By Richard Koman / CIO Today. Updated August 27, 2008.
Anyone perusing porn sites at home will appreciate Microsoft's latest efforts at browser privacy, but it's not clear it will do much for the enterprise. Internet Explorer product manager Andrew Ziegler discussed the new privacy features of IE8, currently in its second beta, in an extensive blog post Monday. Users of the new software will be able to turn on Microsoft's InPrivate Browsing and Blocking features.
When what many observers are calling "porn mode" is turned on, IE8 doesn't store history, cookies, form data, passwords, URLs, search queries or visited links.
Ziegler suggested the need for such privacy is completely on the up-and-up. "Maybe you need to buy a gift for a loved one without ruining the surprise," he wrote. "Maybe you're at an Internet kiosk and don't want the next person using it to know at which Web site you bank."
While the problem of clearing sensitive passwords on public machines is real, observers say the hands-down, number-one reason most people would want to clear history, URLs and search queries is to erase signs of pornography viewing. "The most likely situation is the obvious one.
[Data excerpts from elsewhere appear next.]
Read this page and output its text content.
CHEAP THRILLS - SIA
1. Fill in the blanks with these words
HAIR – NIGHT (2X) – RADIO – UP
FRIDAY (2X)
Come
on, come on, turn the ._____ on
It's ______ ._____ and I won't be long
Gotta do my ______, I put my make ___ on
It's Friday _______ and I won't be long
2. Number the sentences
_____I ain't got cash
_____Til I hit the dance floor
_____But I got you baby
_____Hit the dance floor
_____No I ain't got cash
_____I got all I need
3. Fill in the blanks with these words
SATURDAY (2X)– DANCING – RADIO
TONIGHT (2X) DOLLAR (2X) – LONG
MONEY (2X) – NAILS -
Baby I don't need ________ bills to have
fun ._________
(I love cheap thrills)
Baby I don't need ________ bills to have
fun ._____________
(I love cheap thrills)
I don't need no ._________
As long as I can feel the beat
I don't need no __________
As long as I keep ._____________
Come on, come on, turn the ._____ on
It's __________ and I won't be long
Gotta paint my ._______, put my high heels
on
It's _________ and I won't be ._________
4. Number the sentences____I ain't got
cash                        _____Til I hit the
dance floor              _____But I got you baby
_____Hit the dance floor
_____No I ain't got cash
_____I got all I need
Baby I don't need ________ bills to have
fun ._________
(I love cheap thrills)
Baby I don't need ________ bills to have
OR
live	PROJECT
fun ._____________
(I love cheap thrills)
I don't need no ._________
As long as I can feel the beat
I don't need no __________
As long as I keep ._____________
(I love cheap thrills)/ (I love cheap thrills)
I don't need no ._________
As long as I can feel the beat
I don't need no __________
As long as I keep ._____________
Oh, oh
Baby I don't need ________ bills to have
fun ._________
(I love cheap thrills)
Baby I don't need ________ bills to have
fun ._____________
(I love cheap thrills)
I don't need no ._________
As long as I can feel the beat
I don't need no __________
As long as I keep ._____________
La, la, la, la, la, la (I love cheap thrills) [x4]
Nudge nudge, wink wink, say no more," said Ars Technica. "Microsoft dishes dirt on IE8 'prOn mode,'" British Web site the Register smirked.
People can do what they want at home, but enterprises need to know where people are surfing at work. Porn surfing can expose a corporation to liability for sexual harassment, and managers obviously need to know employees are working.
Blocking Third-Party Tracking
"The enterprise is more concerned with keeping user information guarded from untrusted Web sites than making sure your off-business Internet habits are kept secret," said Andrew Storms, director of security operations at nCircle Network Security, in an e-mail. "The features so far described by Microsoft seem to fall more squarely into the paranoid spouse category, aka what has been coined porn mode."
Microsoft's InPrivate Blocking mode appears designed to tackle that concern, but it may be more of a sneak attack at Google. The security mode tracks sites that track users across numerous sites.
"If you happen to browse to sites that refer to the same third-party resource, i.e., a script, image, stylesheet, information is sent to that third party," Ziegler wrote. "Over time, the third party can create a profile of which Web sites you go to, what links you click on, etc."
With InPrivate Blocking on, IE8 automatically blocks third parties that have seen you across more than 10 sites. One obvious target of the feature is Google Analytics; every site that uses Analytics refers to the same Google domain. Presumably, IE8 will block Google Analytics' access to users' Web trails.
You Are Being Tracked
In any case, enterprise employees can expect Microsoft to allow IT to disable InPrivate browsing. "Historically, Microsoft has done a good job of giving enterprise security
teams a fair amount of configuration control of applications from within Active Directory," Storms said. "Essentially, if written policy states that all browsing history is kept, then more than likely the enterprise will be given the ability to disable the InPrivate mode."
And one more word of caution for at-work surfers: "Most companies monitor all your network activity. So despite your browser history being deleted, your browsing history is still being kept somewhere on an IT server," Storms advised.